By running these analyses in parallel with 10 different partners, we’re able to identify different data characteristics, such as the histological distribution within each dataset, that can influence the outcomes measured.
This will be important for future applications of real-world data to consider reporting so that variations can be better understood.
Within this project, what are some of the challenges with using different sources of data to provide information on treatment outcomes? What works, and what hasn’t worked?
JA: In general, this is one of the biggest challenges associated with real-world data—establishing protocols and definitions that are applicable across different data sources, specifically because data sets range in the source of their data (electronic health records, claims-based, or some combination of the two) and granularity of the data that is visible within that data set.

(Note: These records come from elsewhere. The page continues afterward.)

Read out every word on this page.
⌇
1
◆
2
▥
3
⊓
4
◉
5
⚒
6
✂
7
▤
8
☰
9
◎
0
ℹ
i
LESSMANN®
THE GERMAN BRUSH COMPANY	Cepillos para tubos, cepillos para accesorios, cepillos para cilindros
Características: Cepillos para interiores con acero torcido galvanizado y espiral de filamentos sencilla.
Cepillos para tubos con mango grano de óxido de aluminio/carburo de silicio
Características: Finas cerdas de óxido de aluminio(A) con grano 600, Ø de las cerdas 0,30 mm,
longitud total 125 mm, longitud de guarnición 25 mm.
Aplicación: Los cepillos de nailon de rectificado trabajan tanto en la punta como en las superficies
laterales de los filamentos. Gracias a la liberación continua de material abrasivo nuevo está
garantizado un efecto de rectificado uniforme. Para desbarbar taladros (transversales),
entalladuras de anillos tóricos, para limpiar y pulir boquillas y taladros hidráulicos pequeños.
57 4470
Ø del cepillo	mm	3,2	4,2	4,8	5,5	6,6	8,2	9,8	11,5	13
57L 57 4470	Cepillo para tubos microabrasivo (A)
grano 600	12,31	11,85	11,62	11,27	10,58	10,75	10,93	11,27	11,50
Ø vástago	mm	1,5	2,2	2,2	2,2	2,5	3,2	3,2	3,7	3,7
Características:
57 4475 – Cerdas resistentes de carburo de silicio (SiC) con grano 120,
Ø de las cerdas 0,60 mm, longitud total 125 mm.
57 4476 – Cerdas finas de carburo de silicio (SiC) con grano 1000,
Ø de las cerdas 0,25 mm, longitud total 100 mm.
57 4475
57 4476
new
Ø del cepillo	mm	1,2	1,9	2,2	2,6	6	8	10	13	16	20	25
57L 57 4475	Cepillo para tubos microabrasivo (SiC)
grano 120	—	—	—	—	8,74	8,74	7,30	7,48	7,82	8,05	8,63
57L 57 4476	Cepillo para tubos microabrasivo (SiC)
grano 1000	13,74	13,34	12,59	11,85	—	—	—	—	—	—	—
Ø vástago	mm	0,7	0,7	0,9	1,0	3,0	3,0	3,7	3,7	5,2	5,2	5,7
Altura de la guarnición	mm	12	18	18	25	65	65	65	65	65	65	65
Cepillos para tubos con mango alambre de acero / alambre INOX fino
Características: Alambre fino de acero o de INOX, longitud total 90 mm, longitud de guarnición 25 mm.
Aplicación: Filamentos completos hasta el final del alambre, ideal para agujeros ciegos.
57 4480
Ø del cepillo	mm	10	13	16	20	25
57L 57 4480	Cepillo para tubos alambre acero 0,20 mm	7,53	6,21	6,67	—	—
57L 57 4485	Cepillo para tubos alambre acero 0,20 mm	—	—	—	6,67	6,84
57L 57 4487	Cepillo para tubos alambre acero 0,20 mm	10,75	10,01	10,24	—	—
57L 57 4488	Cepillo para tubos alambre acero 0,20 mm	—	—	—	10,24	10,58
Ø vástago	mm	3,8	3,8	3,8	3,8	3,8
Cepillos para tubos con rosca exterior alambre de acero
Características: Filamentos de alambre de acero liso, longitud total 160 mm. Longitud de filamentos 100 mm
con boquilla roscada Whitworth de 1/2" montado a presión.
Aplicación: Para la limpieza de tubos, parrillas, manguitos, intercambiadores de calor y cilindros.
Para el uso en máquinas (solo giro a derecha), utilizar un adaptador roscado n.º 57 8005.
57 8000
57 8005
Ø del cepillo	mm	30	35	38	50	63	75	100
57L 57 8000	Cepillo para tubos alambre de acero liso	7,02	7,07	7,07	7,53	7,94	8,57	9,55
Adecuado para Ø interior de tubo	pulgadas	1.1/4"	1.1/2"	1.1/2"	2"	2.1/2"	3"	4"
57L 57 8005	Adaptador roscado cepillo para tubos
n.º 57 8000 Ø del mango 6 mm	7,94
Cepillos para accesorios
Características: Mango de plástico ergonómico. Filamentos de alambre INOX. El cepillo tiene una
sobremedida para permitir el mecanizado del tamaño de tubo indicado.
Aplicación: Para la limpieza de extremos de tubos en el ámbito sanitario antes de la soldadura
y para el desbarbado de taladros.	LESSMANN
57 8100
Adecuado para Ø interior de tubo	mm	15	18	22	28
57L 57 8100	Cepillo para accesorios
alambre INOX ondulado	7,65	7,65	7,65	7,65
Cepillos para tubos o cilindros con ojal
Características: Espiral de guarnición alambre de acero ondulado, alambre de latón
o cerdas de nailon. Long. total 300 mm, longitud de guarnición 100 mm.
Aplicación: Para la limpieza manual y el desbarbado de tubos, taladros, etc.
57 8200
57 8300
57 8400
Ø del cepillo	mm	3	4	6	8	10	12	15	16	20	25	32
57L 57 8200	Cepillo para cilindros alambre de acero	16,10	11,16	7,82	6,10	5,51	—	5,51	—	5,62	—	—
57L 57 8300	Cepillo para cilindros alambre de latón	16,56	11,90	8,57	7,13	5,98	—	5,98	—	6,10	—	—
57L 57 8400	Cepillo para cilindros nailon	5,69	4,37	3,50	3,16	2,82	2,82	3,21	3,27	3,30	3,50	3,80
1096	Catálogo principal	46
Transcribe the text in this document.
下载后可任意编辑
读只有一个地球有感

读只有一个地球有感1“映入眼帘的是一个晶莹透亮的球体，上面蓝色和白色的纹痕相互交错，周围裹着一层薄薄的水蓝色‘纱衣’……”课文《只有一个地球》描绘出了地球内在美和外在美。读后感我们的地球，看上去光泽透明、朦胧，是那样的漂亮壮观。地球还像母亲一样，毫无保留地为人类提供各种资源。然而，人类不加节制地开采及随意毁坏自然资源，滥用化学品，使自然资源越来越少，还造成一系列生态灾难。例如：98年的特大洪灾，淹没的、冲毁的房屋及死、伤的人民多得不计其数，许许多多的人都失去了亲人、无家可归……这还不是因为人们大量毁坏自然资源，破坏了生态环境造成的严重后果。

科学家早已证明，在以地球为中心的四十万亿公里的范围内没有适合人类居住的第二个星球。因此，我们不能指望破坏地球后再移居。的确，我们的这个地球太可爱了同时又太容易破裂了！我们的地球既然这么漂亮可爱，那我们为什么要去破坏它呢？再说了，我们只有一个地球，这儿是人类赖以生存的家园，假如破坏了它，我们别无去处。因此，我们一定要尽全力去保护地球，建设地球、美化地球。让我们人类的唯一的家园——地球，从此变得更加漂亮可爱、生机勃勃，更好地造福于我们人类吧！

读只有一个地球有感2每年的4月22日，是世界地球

In some cases, the alignment had to be on the intent of the definition, not the definition itself. For example, when identifying patients with complete records, this protocol looks very different, depending on whether you are looking at EHR or claims-based data.
What would Pilot Project 3.0 be focusing on? Will your partners be stratifying patient cohorts to study treatment effect and outcomes at a more granular level?
JA: There was a wealth of data collected during Pilot 2.0 that can still be analyzed to provide further insights. Of specific interest to the group was the idea of stratifying patient populations by PD-(L)1 status to compare impact on outcomes.
There was a wealth of data collected during Pilot 2.0 that can still be analyzed to provide further insights. Of specific interest to the group was the idea of stratifying patient populations by PD- (L)1 status to compare impact on outcomes.
We will be pursuing this and looking into other questions like using the framework in other disease settings, and applying clinical trial inclusion/exclusion criteria to the real-world populations to validate endpoints over the coming months.
In 2020, we hope to bring the 10 partner organizations back together to present these additional analyses for public discussion.
We’ve also been exploring with several additional data partners how real-world evidence and the endpoints characterized thus far may be leveraged in addition to a variety of other clinical and health care system endpoints to measure treatment effectiveness, toxicity management strategies, and acute service utilization rates (e.g. ER visit or hospitalization) to inform value assessments and quality of care.
As you get closer to being able to validate real-world endpoints and benchmark them against clinical trials, what is the best-case scenario?
JA: Ongoing work with this pilot is to apply clinical trial inclusion/exclusion criteria to real-world populations in order to isolate clinical trial “eligible” real-world patients and compare outcomes of both groups.
If real-world endpoints are accurate proxies for clinical trial endpoints, we should see real-world endpoints become increasingly similar to the clinical trial endpoints as we apply increasingly stringent criteria.
While our goal isn’t to make real-world studies mirror clinical trials, this may be an important internal validation step to increase confidence in the data quality and conclusions being drawn from a broader real-world dataset.
Also, it could support the use of less strict clinical trial criteria to make clinical trial results more broadly applicable to real-world populations.